Mit Schreiben vom 17.07.2013 und 31.10.2013 teilte der Beklagte mit, dass er die Insolvenzforderung vorläufig bestreiten werde, weil er das Ergebnis der Betriebsprüfung nicht anerkenne.

Im Prüftermin beim Amtsgericht Wetzlar (Az: 3 IN 16/13) am 09.10.2013 bestritt der Beklagte die angemeldete Forderung der Klägerin.

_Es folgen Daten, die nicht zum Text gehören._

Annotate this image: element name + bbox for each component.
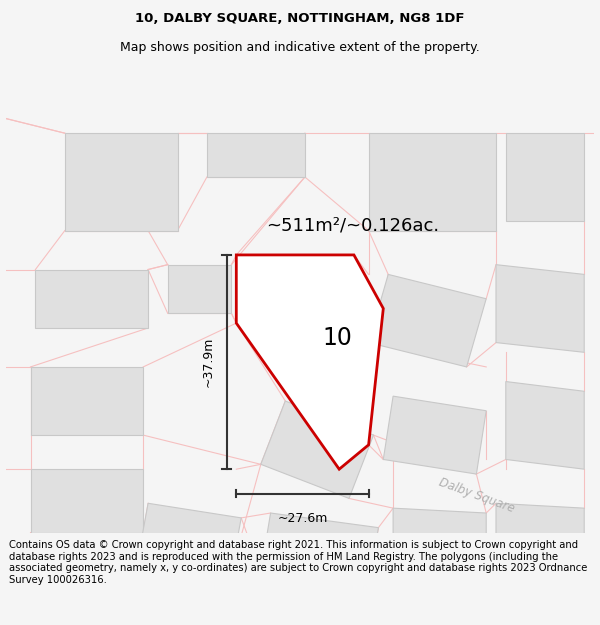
Polygon shape: [31, 469, 143, 532]
Polygon shape: [261, 513, 379, 586]
Polygon shape: [383, 396, 486, 474]
Polygon shape: [496, 264, 584, 352]
Polygon shape: [506, 133, 584, 221]
Polygon shape: [506, 381, 584, 469]
Polygon shape: [496, 503, 584, 576]
Polygon shape: [368, 133, 496, 231]
Text: ~511m²/~0.126ac.: ~511m²/~0.126ac.: [266, 217, 439, 235]
Polygon shape: [168, 264, 232, 313]
Polygon shape: [393, 508, 486, 581]
Text: ~37.9m: ~37.9m: [202, 337, 215, 388]
Polygon shape: [31, 367, 143, 435]
Polygon shape: [261, 401, 373, 498]
Polygon shape: [139, 503, 241, 571]
Text: Contains OS data © Crown copyright and database right 2021. This information is : Contains OS data © Crown copyright and d…: [9, 540, 587, 585]
Text: Dalby Square: Dalby Square: [437, 476, 516, 515]
Polygon shape: [65, 133, 178, 231]
Polygon shape: [207, 133, 305, 177]
Polygon shape: [236, 255, 383, 469]
Polygon shape: [368, 274, 486, 367]
Text: 10, DALBY SQUARE, NOTTINGHAM, NG8 1DF: 10, DALBY SQUARE, NOTTINGHAM, NG8 1DF: [135, 12, 465, 26]
Text: ~27.6m: ~27.6m: [277, 512, 328, 525]
Text: Map shows position and indicative extent of the property.: Map shows position and indicative extent…: [120, 41, 480, 54]
Polygon shape: [35, 269, 148, 328]
Text: 10: 10: [322, 326, 352, 350]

Am 07.07.2014 hat die Klägerin zunächst vor dem Amtsgericht Wetzlar Klage erhoben, nachdem eine Zahlung durch den Beklagten trotz mehrfacher Aufforderung nicht erfolgte. Zur Begründung führt sie aus, dass die Deutsche Rentenversicherung Hessen berechtigt gewesen sei, nach Eröffnung des Insolvenzverfahrens eine Betriebsprüfung durchzuführen. Der Betriebsprüfbericht werde dann dem Insolvenzverwalter zugeleitet, der ab Insolvenzeröffnung Arbeitgeberfunktion ausübe. Der Betriebsprüfbericht sei ein Verwaltungsakt. Dieser sei bestandskräftig geworden. Die 4-jährige Verjährungsfrist sei noch nicht abgelaufen. Die Verjährung sei für die Dauer einer Betriebsprüfung gehemmt. Die Hemmung beginne mit dem Tag des Beginns der Prüfung beim Arbeitgeber und ende mit der Bekanntgabe des Beitragsbescheids, spätestens aber nach dem Ablauf von 6 Kalendermonaten nach Abschluss der Prüfung.

Die Klägerin beantragt,

die Insolvenzforderung der Klägerin gegen den Beklagten in Höhe von 2.764,65 Euro unter laufender Nummer 55 zur Insolvenztabelle festzustellen.

Der Beklagte beantragt,

die Klage abzuweisen.

Er führt aus, dass es sich bei dem Betriebsprüfbericht um keinen Verwaltungsakt handele. Eine Bestandkraft könne daher nicht eingetreten sein. Zudem bestehe die Forderung auch materiell-rechtlich nicht. Die Rechtspraxis der Deutschen Rentenversicherung Hessen, die Rechtsprechung des BAG vom 14.12.2010 rückwirkend auf Zeiträume anzuwenden, die vor der Entscheidung lägen, begegne verfassungsrechtlichen Bedenken. Des Weiteren erhebe der Beklagte die Einrede der Verjährung. Die Klägerin mache Ansprüche wegen Beitragsrückständen der Sozialversicherungsbeiträge für den Zeitraum vom 11.08.2006 bis zum 15.10.2008 geltend. Eine 30-jährige Verjährungsfrist liege nicht vor.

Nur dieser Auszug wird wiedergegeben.